Highlighting big savers in energy efficiency

Blog | April 06, 2016 - 4:27 pm
By Brendon Baatz, Senior Research Manager

Electric energy efficiency programs have grown substantially in the last ten years. As they’ve grown, leaders have emerged. In our new report, Big Savers: Experiences and Recent History of Program Administrators Achieving High Levels of Energy Savings, we showcase 14 of these leaders. The report is not an exhaustive review of every leading utility or program administrator, nor is it a ranking system. Instead, we tell the story of these 14 through analysis of performance data and discussions with program managers.

The program administrators we reviewed represent many types, sizes, and geographic locations. We find big electricity savings coming from utilities big and small, rural and urban, regulated and deregulated, investor owned and municipal.
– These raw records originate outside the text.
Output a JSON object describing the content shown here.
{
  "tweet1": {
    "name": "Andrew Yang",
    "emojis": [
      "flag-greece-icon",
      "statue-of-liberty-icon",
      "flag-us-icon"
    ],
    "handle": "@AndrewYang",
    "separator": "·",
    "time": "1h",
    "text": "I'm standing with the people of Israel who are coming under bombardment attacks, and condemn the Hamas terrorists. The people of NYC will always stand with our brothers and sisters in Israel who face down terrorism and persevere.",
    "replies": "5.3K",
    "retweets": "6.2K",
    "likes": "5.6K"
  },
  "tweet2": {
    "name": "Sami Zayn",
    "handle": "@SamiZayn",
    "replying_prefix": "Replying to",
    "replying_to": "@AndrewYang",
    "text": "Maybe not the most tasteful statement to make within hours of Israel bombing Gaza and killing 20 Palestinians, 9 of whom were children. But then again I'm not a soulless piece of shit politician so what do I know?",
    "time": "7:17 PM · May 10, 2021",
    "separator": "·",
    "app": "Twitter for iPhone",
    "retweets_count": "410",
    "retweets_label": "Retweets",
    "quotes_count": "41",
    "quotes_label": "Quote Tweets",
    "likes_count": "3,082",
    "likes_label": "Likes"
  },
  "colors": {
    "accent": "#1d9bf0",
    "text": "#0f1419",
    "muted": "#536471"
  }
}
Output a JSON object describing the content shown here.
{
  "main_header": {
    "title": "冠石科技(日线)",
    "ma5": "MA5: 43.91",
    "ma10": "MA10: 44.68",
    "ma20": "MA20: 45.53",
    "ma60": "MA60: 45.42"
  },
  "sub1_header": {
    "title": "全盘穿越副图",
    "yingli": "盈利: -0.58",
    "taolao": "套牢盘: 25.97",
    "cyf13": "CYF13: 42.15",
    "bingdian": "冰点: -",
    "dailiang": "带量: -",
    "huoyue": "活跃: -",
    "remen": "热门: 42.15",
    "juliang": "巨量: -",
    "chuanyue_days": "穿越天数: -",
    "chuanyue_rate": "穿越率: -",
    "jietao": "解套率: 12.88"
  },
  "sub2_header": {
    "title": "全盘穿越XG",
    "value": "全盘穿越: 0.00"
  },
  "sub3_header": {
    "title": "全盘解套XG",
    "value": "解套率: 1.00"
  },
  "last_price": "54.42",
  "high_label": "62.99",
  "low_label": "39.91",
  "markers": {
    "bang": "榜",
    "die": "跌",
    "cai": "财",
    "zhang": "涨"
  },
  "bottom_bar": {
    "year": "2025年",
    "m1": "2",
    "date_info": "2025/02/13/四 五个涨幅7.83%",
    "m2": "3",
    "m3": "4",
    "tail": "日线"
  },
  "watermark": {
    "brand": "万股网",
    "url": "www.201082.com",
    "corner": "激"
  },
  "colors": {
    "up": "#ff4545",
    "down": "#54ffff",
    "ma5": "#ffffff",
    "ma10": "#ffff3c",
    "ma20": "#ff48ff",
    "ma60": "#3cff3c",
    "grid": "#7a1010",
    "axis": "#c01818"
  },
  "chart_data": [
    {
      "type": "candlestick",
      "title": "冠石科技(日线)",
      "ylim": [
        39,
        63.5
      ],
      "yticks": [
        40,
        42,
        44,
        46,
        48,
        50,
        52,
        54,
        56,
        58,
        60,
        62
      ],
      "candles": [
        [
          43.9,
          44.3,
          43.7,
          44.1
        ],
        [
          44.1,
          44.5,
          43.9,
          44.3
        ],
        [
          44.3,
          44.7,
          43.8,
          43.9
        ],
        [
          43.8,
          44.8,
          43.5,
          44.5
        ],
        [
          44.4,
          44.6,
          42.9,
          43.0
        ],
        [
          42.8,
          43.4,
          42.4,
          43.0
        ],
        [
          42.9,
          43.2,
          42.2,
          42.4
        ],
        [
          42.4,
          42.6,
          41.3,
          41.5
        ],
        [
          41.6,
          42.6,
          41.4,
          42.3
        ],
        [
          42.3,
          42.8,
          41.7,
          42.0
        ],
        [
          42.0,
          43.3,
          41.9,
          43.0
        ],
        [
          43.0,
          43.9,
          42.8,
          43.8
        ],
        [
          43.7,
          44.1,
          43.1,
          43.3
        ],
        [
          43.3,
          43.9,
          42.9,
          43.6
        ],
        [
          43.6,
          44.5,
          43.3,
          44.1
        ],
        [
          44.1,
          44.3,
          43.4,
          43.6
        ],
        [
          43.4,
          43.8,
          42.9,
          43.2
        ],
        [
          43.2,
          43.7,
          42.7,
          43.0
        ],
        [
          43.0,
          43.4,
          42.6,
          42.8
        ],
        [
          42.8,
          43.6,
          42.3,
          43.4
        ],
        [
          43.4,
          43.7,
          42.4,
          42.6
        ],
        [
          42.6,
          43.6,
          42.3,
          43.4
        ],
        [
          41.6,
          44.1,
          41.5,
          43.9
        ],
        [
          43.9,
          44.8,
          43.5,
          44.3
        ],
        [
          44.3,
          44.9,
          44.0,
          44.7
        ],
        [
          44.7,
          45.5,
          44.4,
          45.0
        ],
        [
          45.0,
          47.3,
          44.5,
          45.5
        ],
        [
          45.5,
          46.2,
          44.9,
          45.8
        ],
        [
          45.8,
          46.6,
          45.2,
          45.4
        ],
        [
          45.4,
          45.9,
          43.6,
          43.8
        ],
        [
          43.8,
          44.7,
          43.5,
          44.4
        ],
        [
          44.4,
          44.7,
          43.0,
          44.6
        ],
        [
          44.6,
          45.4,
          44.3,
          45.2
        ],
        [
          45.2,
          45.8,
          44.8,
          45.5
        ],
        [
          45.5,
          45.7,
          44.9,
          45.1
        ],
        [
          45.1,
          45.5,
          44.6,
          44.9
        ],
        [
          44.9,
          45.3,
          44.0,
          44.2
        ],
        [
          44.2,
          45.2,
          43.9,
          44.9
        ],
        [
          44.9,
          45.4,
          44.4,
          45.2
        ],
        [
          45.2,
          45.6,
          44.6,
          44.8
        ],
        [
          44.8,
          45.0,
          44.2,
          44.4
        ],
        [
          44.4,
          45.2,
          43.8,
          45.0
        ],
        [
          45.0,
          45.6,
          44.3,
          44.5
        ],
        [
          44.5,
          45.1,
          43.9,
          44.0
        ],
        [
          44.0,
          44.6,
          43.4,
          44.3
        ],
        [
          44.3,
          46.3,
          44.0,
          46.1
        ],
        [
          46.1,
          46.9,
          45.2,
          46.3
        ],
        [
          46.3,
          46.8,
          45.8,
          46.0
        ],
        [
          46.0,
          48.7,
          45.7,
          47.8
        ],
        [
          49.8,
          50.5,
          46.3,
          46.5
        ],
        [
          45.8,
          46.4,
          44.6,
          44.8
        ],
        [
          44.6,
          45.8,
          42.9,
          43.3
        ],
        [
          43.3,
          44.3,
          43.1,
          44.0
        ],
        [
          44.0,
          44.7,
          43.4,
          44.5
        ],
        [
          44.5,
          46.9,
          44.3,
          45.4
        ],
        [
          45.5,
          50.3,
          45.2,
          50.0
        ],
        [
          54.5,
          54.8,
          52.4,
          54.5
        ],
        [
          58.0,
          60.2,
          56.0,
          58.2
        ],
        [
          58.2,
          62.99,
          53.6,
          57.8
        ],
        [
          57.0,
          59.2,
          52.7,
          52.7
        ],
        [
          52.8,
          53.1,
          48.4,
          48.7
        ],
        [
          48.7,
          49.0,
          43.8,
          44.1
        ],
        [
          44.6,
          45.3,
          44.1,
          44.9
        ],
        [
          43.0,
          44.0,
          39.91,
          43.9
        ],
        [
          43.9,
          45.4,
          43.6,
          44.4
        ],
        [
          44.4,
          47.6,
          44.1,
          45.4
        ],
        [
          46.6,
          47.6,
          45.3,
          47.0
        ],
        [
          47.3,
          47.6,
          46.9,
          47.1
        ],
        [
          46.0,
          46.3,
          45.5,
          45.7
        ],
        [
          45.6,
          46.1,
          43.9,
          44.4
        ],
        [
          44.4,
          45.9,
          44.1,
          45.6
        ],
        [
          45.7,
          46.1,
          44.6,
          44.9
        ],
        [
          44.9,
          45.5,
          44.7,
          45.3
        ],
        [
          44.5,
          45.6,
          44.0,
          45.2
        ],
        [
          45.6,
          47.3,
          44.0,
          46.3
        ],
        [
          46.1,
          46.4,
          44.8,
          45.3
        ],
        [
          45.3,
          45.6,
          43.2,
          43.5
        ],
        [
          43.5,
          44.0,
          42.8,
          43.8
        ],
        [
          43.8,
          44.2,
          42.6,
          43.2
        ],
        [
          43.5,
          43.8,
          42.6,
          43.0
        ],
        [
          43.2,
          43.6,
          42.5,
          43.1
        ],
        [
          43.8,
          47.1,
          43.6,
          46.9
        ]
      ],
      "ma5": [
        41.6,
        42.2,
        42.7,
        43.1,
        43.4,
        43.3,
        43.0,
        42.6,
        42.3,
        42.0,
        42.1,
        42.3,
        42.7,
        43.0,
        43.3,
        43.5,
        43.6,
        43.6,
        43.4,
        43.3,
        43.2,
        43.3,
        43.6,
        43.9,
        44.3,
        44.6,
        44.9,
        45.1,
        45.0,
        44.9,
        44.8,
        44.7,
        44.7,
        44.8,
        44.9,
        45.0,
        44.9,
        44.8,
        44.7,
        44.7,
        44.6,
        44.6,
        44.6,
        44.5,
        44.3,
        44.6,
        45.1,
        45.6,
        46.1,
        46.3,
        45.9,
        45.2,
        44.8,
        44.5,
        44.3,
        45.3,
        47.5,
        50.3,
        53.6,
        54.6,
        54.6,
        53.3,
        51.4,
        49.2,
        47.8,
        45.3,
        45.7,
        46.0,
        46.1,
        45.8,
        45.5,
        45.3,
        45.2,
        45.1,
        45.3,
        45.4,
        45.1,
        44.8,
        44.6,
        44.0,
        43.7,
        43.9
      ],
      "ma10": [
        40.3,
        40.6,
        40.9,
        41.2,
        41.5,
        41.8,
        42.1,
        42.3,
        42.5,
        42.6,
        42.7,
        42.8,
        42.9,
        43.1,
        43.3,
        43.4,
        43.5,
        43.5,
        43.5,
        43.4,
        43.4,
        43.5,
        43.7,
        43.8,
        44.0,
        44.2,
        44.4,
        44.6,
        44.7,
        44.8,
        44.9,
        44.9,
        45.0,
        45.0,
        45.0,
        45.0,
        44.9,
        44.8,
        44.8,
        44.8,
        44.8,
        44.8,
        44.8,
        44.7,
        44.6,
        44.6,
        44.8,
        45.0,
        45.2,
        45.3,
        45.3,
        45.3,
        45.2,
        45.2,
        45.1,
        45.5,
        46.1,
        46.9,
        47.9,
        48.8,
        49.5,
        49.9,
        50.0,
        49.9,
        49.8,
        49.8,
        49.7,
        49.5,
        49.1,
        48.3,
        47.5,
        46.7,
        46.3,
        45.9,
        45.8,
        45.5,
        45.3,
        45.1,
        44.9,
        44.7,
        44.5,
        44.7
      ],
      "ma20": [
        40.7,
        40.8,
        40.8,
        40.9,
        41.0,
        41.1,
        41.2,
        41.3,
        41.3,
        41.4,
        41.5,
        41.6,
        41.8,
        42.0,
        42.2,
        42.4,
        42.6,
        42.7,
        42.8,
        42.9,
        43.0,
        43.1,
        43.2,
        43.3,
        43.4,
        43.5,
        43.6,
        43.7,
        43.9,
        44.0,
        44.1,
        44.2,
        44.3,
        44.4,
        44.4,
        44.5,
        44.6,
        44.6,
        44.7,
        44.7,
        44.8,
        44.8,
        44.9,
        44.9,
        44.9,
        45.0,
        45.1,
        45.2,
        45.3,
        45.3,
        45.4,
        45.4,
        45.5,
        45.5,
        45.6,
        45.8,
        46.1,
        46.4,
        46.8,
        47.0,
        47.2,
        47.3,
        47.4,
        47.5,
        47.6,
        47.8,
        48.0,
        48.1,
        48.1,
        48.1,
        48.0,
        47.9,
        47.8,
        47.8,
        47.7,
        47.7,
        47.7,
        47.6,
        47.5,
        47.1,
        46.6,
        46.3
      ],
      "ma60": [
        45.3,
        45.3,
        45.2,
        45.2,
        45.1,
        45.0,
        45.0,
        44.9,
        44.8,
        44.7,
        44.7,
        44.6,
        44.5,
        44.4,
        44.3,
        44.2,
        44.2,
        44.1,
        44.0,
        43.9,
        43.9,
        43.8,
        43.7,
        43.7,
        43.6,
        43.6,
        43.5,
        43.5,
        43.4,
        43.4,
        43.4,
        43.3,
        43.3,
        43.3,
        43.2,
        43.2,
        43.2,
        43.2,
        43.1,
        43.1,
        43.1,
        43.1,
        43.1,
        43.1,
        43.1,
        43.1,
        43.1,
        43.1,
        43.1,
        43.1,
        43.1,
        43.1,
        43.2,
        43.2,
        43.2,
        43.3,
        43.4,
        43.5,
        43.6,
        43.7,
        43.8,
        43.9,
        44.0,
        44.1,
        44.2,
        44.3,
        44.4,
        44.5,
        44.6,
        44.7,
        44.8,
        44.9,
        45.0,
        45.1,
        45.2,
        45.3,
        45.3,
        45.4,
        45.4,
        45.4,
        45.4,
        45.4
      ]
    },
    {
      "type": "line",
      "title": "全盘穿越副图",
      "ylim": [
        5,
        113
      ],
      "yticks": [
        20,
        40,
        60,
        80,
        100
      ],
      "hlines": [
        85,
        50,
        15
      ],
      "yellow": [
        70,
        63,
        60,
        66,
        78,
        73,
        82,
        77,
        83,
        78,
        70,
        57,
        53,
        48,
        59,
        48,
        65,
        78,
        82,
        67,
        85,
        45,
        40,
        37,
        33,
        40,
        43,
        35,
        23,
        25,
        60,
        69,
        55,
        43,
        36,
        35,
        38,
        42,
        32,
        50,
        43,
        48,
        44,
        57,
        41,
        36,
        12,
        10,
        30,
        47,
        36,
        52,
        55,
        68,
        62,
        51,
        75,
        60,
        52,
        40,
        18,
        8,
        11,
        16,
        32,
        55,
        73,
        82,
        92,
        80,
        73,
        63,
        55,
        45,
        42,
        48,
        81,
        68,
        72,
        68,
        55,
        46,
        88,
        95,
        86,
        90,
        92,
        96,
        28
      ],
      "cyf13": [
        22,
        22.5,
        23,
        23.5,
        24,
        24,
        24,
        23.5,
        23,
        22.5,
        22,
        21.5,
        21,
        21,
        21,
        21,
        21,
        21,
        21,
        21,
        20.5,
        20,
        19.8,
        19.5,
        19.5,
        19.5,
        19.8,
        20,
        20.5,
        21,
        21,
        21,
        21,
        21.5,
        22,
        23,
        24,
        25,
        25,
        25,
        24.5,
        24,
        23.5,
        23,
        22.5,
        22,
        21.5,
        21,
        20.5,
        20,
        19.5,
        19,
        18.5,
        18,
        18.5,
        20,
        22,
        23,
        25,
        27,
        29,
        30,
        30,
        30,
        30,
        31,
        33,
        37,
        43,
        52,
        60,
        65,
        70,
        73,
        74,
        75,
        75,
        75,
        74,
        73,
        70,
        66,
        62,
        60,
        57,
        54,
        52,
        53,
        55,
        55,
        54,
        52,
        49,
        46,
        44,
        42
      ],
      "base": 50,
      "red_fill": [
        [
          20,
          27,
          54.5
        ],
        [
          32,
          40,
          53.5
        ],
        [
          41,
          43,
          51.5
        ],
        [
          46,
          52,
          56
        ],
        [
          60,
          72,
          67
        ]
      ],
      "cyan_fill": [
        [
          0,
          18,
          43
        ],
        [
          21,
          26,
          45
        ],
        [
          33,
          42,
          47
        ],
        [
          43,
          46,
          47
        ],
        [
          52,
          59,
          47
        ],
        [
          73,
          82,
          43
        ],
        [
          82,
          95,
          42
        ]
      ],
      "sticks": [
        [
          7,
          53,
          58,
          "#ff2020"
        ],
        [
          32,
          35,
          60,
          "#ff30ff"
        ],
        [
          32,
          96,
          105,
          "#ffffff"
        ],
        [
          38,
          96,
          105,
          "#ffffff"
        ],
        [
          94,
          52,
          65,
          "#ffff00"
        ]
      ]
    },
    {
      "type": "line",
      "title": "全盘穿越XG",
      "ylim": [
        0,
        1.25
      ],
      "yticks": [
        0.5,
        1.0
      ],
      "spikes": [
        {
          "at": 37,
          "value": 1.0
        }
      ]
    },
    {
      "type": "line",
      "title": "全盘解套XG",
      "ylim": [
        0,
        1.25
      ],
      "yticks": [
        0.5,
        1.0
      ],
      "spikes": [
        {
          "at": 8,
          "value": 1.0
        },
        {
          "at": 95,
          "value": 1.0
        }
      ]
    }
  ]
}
One of the top performers we highlight is Otter Tail Power in Minnesota. This utility operates in a mostly rural, expansive service territory where the average community size is barely over 300 people. We also highlight bigger utilities like Pacific Gas and Electric in California, which serves over 5.3 million customers. We found big savers in the sunny Southwest (Tucson Electric Power in Arizona) and the snowy Northeast (Efficiency Vermont). The report demonstrates that leaders in saving electricity come in many shapes and sizes and are not limited to large utilities in high electricity-cost states, such as Massachusetts or California.
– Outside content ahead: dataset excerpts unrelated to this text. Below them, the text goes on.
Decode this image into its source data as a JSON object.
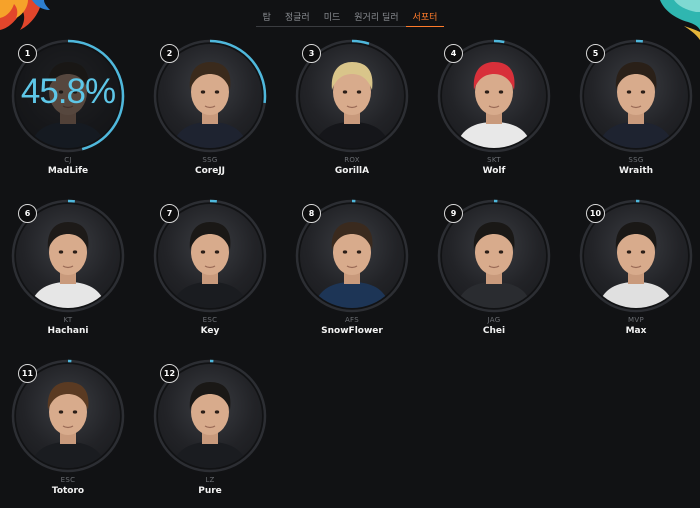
{
  "tabs": [
    {
      "label": "탑",
      "active": false
    },
    {
      "label": "정글러",
      "active": false
    },
    {
      "label": "미드",
      "active": false
    },
    {
      "label": "원거리 딜러",
      "active": false
    },
    {
      "label": "서포터",
      "active": true
    }
  ],
  "colors": {
    "accent": "#ff7b2b",
    "ring": "#4fb8dc",
    "ring_track": "#2c2e33"
  },
  "players": [
    {
      "rank": "1",
      "team": "CJ",
      "name": "MadLife",
      "percent": "45.8%",
      "progress": 0.458,
      "hair": "#2a2118",
      "shirt": "#1e2a3a"
    },
    {
      "rank": "2",
      "team": "SSG",
      "name": "CoreJJ",
      "progress": 0.27,
      "hair": "#3a2a1c",
      "shirt": "#1e2330"
    },
    {
      "rank": "3",
      "team": "ROX",
      "name": "GorillA",
      "progress": 0.05,
      "hair": "#d9c58a",
      "shirt": "#15161a"
    },
    {
      "rank": "4",
      "team": "SKT",
      "name": "Wolf",
      "progress": 0.03,
      "hair": "#d8303a",
      "shirt": "#e8e8e8"
    },
    {
      "rank": "5",
      "team": "SSG",
      "name": "Wraith",
      "progress": 0.02,
      "hair": "#2a2018",
      "shirt": "#1e2330"
    },
    {
      "rank": "6",
      "team": "KT",
      "name": "Hachani",
      "progress": 0.02,
      "hair": "#1d1a18",
      "shirt": "#e6e6e6"
    },
    {
      "rank": "7",
      "team": "ESC",
      "name": "Key",
      "progress": 0.02,
      "hair": "#1a1816",
      "shirt": "#1a1c20"
    },
    {
      "rank": "8",
      "team": "AFS",
      "name": "SnowFlower",
      "progress": 0.01,
      "hair": "#3a2a1e",
      "shirt": "#1d3556"
    },
    {
      "rank": "9",
      "team": "JAG",
      "name": "Chei",
      "progress": 0.01,
      "hair": "#1a1816",
      "shirt": "#2a2c30"
    },
    {
      "rank": "10",
      "team": "MVP",
      "name": "Max",
      "progress": 0.01,
      "hair": "#1a1816",
      "shirt": "#e0e0e0"
    },
    {
      "rank": "11",
      "team": "ESC",
      "name": "Totoro",
      "progress": 0.01,
      "hair": "#5a3a22",
      "shirt": "#1a1c20"
    },
    {
      "rank": "12",
      "team": "LZ",
      "name": "Pure",
      "progress": 0.01,
      "hair": "#1a1816",
      "shirt": "#1a1c20"
    }
  ]
}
Savings are going up.  The cost of saving energy is not.  

Average savings for those in our study rose from 0.8% in 2007 to 1.8% in 2014 (as shown by the dotted green line in the figure below). During this period, spanning 107 total program years, program administrators achieved savings levels over 1.5% in 25 instances, over 2% in 10 instances, and over 3% in 1 instance. The data also show that high savings are sustainable over time. Of the 14 program administrators reviewed, 7 achieved savings levels higher than 1.5% in consecutive years. Three of the seven sustained that level of savings for more than four years.
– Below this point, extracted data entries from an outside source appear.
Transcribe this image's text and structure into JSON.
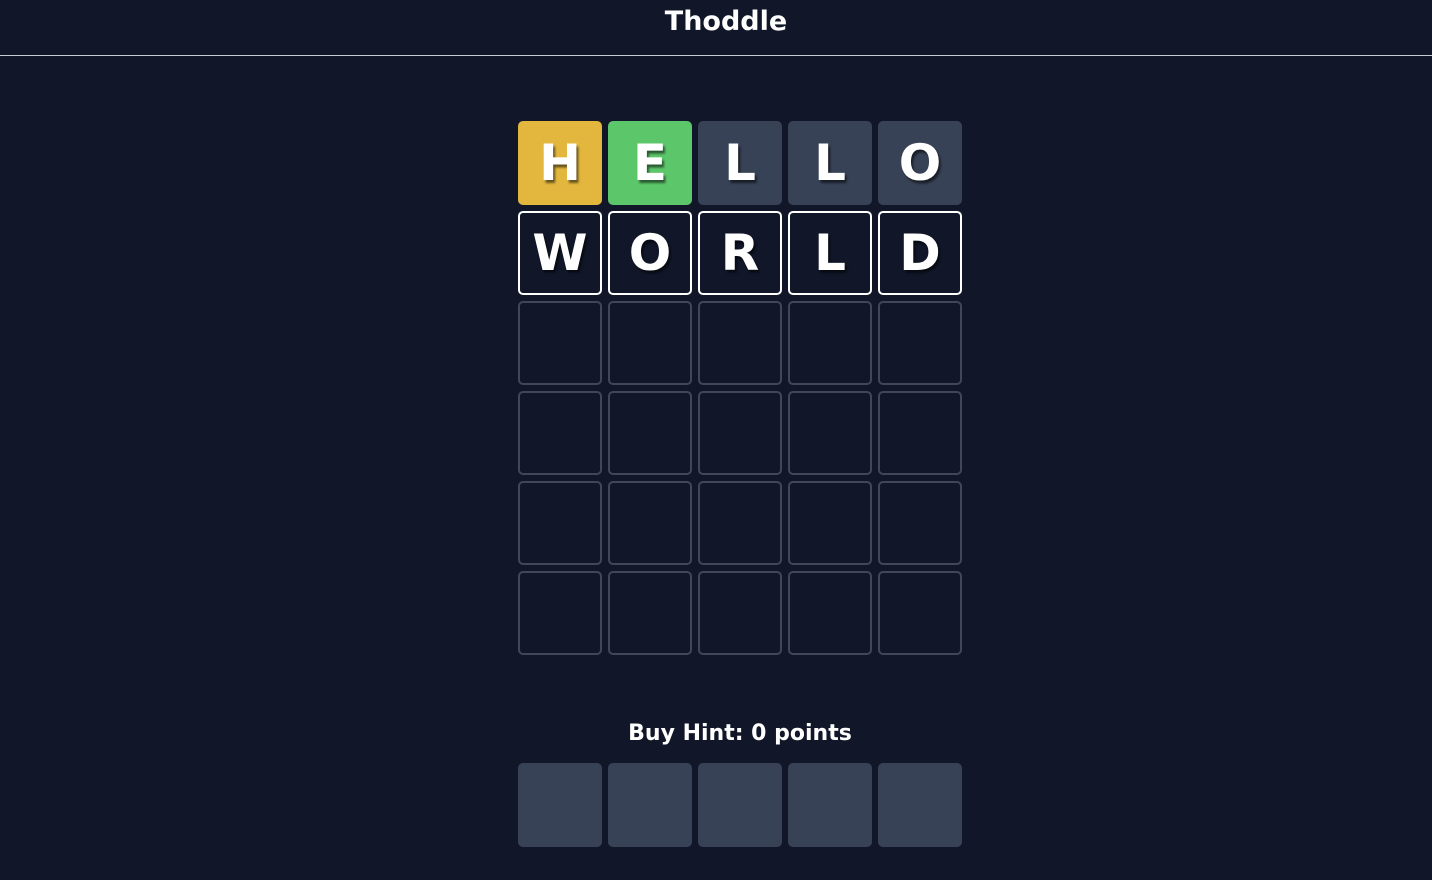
{
  "header": {
    "title": "Thoddle"
  },
  "board": {
    "rows": [
      [
        {
          "letter": "H",
          "state": "present"
        },
        {
          "letter": "E",
          "state": "correct"
        },
        {
          "letter": "L",
          "state": "absent"
        },
        {
          "letter": "L",
          "state": "absent"
        },
        {
          "letter": "O",
          "state": "absent"
        }
      ],
      [
        {
          "letter": "W",
          "state": "typed"
        },
        {
          "letter": "O",
          "state": "typed"
        },
        {
          "letter": "R",
          "state": "typed"
        },
        {
          "letter": "L",
          "state": "typed"
        },
        {
          "letter": "D",
          "state": "typed"
        }
      ],
      [
        {
          "letter": "",
          "state": "empty"
        },
        {
          "letter": "",
          "state": "empty"
        },
        {
          "letter": "",
          "state": "empty"
        },
        {
          "letter": "",
          "state": "empty"
        },
        {
          "letter": "",
          "state": "empty"
        }
      ],
      [
        {
          "letter": "",
          "state": "empty"
        },
        {
          "letter": "",
          "state": "empty"
        },
        {
          "letter": "",
          "state": "empty"
        },
        {
          "letter": "",
          "state": "empty"
        },
        {
          "letter": "",
          "state": "empty"
        }
      ],
      [
        {
          "letter": "",
          "state": "empty"
        },
        {
          "letter": "",
          "state": "empty"
        },
        {
          "letter": "",
          "state": "empty"
        },
        {
          "letter": "",
          "state": "empty"
        },
        {
          "letter": "",
          "state": "empty"
        }
      ],
      [
        {
          "letter": "",
          "state": "empty"
        },
        {
          "letter": "",
          "state": "empty"
        },
        {
          "letter": "",
          "state": "empty"
        },
        {
          "letter": "",
          "state": "empty"
        },
        {
          "letter": "",
          "state": "empty"
        }
      ]
    ]
  },
  "hint": {
    "label": "Buy Hint: 0 points",
    "slots": [
      "",
      "",
      "",
      "",
      ""
    ]
  },
  "colors": {
    "background": "#111729",
    "present": "#e3b73e",
    "correct": "#5cc66a",
    "absent": "#374256",
    "empty_border": "#3f4759",
    "typed_border": "#ffffff"
  }
}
Our review also documents several important trends related to the cost of saving energy. As the figure shows, average savings as a percentage of sales more than doubled from 0.8% to 1.8% while the average levelized cost of saved energy, the per kilowatt-hour cost of energy over the lifetime of a program, remains relatively stable around 3.5 cents per kWh. While the levelized cost of saved energy is not a benefit cost test or a cost effectiveness test (the report provides more information on those), it does provide a useful metric to compare various resource options for electric utilities. This finding is significant because it shows that even as savings increased from 2007 to 2014, the cost of savings has not.

Big savings are possible in regions with low electricity prices.    

A common concern we often hear in regions with a low cost of electricity is that achieving high levels of energy savings may not be cost effective. We find this is not the case. Of our 14 big savers, 8 operate in states with electricity prices below the national average. This clearly demonstrates that efficiency is cost effective and works in areas with low electricity prices. For example, Energy Trust of Oregon has offered some of the most successful energy efficiency programs for decades in an area served by low-cost hydro power. The program administrators in our study have also been able to increase savings while natural gas prices have continued to decline. Natural gas is the primary fuel for marginal energy production, which electricity efficiency programs help to displace. Even with the sharp decline in natural gas prices, energy efficiency has remained a cost effective resource.

Portfolios are evolving to continue high levels of savings.

Our report examines past program portfolios to understand how programs have evolved over time. Lighting, the primary share of savings for many program portfolios in the past, has experienced a reduced share in recent years. This trend is likely to continue and program administrators will need to innovate and evolve to continue sustaining high levels of savings. While some newer programs are becoming more prevalent, the program staff we interviewed reported they will continue to rely on traditional programs to achieve high levels of savings.

Ultimately, we find that while achieving big savings takes some creative thinking and the ability to adapt to changing regulatory environments and energy markets, program administrators of all types and sizes across the country have established that increasing and sustaining high levels of energy savings is possible. These leaders are committed to achieving high levels of savings in the years ahead, and their documented successes can serve as a blueprint for utilities looking to capture the benefits of energy efficiency.